The day however was not exactly the most pleasant for other reasons. Having managed the installation of Avoca, one of the most powerful supercomputers in the world, David B., announced his retirement and he and his partner sold their house, bought a caravan and were planning a long tour of the Australian countryside; unfortunately his wife died quite unexpectedly from an infection which, to say the least, has left a great number of people in the small high-performance computing community in Melbourne more than a little shocked. Dawn was a lovely person, a delight to spend company with, and the effects on David must be just awful. The funeral is on Monday.

Much of last week has been spent doing some fairly gruelling work on upgrading our external website to include most of the functionality that the previous version had. Whilst much of it simple matters like fixing fonts due to a particularly crazy and evil theme, or updating our custom staff module, incorporating LDAP integration and roles, the really new part was trying to find a replacement for the old Events module.

Date: 2012-07-28 11:26 pm (UTC)
From: [identity profile] carlowe.livejournal.com
I'm truly sorry to hear about the death. That's awful.

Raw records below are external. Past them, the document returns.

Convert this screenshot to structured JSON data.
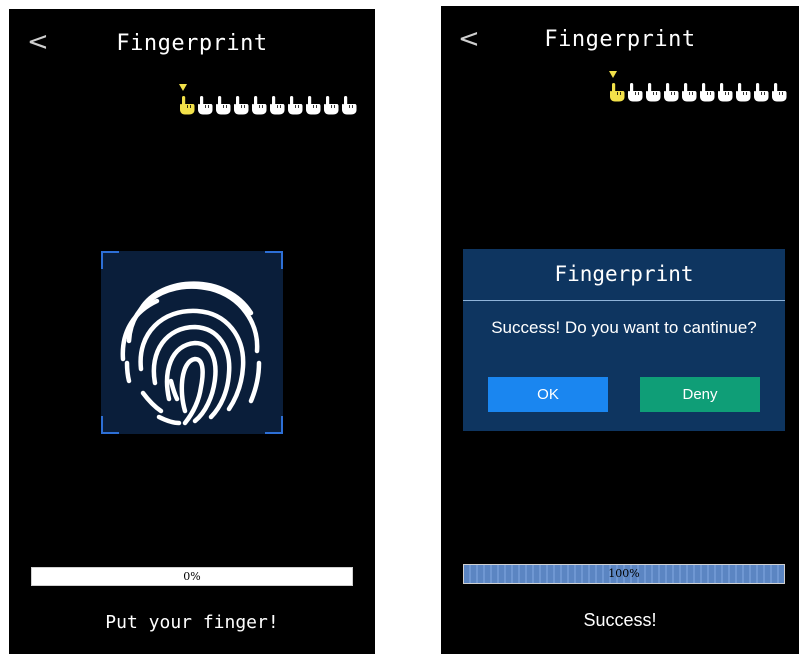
{
  "left_screen": {
    "title": "Fingerprint",
    "back_glyph": "<",
    "steps_total": 10,
    "current_step": 1,
    "progress_percent": 0,
    "progress_text": "0%",
    "status_text": "Put your finger!"
  },
  "right_screen": {
    "title": "Fingerprint",
    "back_glyph": "<",
    "steps_total": 10,
    "current_step": 1,
    "progress_percent": 100,
    "progress_text": "100%",
    "status_text": "Success!",
    "dialog": {
      "title": "Fingerprint",
      "message": "Success! Do you want to cantinue?",
      "ok_label": "OK",
      "deny_label": "Deny"
    }
  },
  "colors": {
    "background": "#000000",
    "active_step": "#f2e14a",
    "inactive_step": "#ffffff",
    "frame_corner": "#2d6fd6",
    "fingerprint_panel": "#0a1e3a",
    "dialog_bg": "#0e3560",
    "ok_button": "#1a86f0",
    "deny_button": "#0f9e77",
    "progress_fill": "#5b85c2"
  },
  "icons": {
    "back": "chevron-left-icon",
    "step": "pointing-hand-icon",
    "fingerprint": "fingerprint-icon"
  }
}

Date: 2012-07-29 01:47 am (UTC)
From: [identity profile] hcastaigne.livejournal.com
Not being a churlish sort, I didn't wear a badge advocating a Free Tibet or to end the persecution of the Falun Gong.

That was very kind of you. I miss that sort of politesse; it's not so prevalent anymore in the USA (or so it seems).

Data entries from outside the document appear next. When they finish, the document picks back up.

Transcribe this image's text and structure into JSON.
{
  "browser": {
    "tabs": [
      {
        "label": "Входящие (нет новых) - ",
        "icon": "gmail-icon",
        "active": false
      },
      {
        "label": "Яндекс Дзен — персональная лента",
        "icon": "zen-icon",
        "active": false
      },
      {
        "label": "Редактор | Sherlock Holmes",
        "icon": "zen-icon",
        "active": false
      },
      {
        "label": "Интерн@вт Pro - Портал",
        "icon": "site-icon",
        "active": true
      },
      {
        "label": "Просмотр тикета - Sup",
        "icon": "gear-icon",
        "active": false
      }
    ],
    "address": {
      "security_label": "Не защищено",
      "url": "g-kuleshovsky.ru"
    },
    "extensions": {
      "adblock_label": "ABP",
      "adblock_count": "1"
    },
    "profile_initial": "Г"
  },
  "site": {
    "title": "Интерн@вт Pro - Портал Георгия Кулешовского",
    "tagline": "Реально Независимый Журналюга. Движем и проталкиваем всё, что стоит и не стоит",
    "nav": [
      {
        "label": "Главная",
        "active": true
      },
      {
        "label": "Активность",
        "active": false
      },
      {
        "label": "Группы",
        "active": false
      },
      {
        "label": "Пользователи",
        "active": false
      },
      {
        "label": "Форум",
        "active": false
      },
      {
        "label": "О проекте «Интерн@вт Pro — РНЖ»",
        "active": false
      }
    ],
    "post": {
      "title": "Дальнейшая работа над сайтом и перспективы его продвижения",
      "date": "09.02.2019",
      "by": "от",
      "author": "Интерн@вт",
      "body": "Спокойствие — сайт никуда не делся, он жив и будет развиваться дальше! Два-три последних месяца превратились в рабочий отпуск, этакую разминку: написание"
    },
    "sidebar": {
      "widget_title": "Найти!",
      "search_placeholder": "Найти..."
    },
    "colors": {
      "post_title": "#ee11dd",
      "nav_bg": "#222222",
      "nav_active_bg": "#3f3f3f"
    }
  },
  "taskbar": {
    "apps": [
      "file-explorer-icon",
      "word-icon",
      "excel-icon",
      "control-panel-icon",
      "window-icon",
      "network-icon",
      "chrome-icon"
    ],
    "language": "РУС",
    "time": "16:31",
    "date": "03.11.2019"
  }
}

unfortunately his wife died quite unexpectedly from an infection

Ah, that's awful. Bad universe timing indeed; my condolences.

Date: 2012-07-29 11:09 am (UTC)
From: [identity profile] tcpip.livejournal.com
it's not so prevalent anymore in the USA (or so it seems).

It's not very prevalent here either. In my more elitist moments I wonder if the introduction of mass communication technologies without equivalent education in civics is a welcome event, because I do believe that is a contributing factor to the climate of impolite disrespect that we see so much of.